The decision was taken up with the aim to do away with the monopoly of both gas companies – SSGC and SNGPL. And under the decision the private sector will share the burden of PLL in terms of payment of capacity charges to the terminal. And, in return, the private sector will import LNG on its own and provide cheaper RLNG to its consumers. The PLL issued to this effect an advertisement seeking interest from the interested parties to import 150 mmcfd LNG in October 2020, 200 mmcfd in November 2020, 200 mmfd in February 2020 and 150 mmcfd in March 2021. But now under the new scenario, the PLL took a U turn and refused to ink the IUA, knowing that the government projections are that the gap this winter would be 150-250 mmscfd in the SSGC system and 500-750 mmscfd in the SNGPL system.
The top sources told The News that in the Negotiation Committee meetings, PLTL and PLL have refused to finalize the Inter-User Agreement (IUA) and, in the Negotiation Committee meetings and otherwise, have put forward terms that make private sector imports impossible.
The decision of the federal cabinet notwithstanding, the effort of PLTL and PLL, it appears, is to thwart the efforts of the government to ease the burden of the general public by bringing in cheaper LNG and making it available in the required volumes.
The PGPL Terminal has additional capacity to re-gasify the LNG of 150 mmcfd, which cannot be used unless and until PLL and PLTL ink Inter-User Agreement. More importantly, the private companies cannot utilize the unutilized capacity of the government in the PGPCL Terminal in the absence of IUA.

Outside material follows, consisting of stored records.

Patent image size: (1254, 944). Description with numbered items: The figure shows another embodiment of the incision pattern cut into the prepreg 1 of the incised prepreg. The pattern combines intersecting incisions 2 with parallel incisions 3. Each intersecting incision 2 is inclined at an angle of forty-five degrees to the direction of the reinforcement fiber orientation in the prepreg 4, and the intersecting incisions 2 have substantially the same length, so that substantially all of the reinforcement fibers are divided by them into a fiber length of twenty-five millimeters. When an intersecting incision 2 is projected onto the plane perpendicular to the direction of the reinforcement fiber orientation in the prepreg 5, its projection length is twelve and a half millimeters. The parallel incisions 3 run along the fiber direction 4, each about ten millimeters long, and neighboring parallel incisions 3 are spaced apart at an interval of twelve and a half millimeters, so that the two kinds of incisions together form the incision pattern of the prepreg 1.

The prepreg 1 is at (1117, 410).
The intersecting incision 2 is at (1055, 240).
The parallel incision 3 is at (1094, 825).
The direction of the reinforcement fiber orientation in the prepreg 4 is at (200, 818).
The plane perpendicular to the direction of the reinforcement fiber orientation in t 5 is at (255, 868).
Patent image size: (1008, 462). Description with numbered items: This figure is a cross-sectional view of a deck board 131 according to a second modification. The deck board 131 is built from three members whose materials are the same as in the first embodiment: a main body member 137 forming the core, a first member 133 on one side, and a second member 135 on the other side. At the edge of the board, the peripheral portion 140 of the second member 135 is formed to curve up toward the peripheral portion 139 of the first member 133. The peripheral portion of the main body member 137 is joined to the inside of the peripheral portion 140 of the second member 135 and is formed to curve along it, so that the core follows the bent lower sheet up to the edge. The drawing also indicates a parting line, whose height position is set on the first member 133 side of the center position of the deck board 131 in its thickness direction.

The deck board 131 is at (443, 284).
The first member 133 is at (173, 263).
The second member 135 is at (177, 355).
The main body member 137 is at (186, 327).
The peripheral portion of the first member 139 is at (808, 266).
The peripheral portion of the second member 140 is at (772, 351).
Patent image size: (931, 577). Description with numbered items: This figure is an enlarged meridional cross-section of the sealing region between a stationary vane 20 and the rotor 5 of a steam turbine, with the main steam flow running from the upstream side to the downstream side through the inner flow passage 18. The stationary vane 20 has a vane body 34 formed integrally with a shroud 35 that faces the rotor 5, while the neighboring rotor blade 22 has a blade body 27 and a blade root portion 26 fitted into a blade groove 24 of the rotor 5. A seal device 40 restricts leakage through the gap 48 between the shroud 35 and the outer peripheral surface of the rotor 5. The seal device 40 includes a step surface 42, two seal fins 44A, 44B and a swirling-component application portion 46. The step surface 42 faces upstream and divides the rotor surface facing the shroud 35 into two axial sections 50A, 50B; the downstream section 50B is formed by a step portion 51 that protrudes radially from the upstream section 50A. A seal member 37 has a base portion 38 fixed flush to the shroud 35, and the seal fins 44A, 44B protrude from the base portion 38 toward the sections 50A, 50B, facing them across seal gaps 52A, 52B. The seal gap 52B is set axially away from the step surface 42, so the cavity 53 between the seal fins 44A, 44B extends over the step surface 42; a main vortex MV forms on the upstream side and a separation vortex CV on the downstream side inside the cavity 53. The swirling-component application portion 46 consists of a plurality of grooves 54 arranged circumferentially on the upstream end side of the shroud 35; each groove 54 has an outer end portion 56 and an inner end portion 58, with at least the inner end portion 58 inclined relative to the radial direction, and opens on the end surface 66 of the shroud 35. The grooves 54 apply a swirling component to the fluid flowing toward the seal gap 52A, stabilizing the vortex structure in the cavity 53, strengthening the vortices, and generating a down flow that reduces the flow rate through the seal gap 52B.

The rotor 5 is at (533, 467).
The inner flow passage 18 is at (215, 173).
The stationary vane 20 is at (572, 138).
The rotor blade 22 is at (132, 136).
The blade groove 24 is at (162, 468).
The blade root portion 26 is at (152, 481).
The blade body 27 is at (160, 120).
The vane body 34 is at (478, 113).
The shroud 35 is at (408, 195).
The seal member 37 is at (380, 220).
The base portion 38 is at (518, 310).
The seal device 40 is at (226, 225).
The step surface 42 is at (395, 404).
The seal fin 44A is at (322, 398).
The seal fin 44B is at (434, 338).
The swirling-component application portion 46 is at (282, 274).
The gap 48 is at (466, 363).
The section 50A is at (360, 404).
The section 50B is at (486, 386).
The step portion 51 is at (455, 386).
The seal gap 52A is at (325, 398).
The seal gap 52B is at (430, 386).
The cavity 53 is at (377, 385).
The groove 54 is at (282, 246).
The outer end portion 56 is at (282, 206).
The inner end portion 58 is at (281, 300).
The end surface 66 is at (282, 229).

The officials said that both the state-owned gas companies — SSGC and SNGPL — continue to resist providing the private sector access to their pipeline systems, contrary to the national interest and their own financial interest. The gas utilities are opposing the third party access (TPA) rules, which the federal government approved six months ago. “SSGC and SNGPL are opposing the private LNG import fearing their consumers will get out of their ambit and join the LNG importers for cheaper gas.”
The officials said that OGRA lacks the expertise and authority to put everyone in one room and hammer out sustainable decisions on all regulatory issues.
They said that the Planning Commission has been holding sessions regarding compensation to be paid by the PGPC to PLTL and by the Engro Terminal to SSGC since July 2020 with no outcome so far and is largely influenced by the Petroleum Division, PLL, and PLTL.
Independent LNG experts are of the view that the Planning Commission should inform the cabinet that due to resistance from within state enterprises, it is unable to make any recommendations. It should request the cabinet for the formation of a new committee comprising the Finance Adviser, SAPM on Petroleum, Deputy Chairman of the Planning Commission, MD SSGC, MD SNGPL, CEO PGPC, CEO of the Engro Terminal, and the Senior Member OGRA (in the absence of the chairman), and this committee should be tasked with the responsibility to remove all obstacles in the way of private sector imports, draft and approve a standard Inter-User Agreement.
They said that the committee should also draft and approve a Third Party Access agreement, as a standalone document and set the parameters of compensation to be given by the private sector to PLTL or SSGC, as the case may be, so that there is top level support and no intervention is made in the process.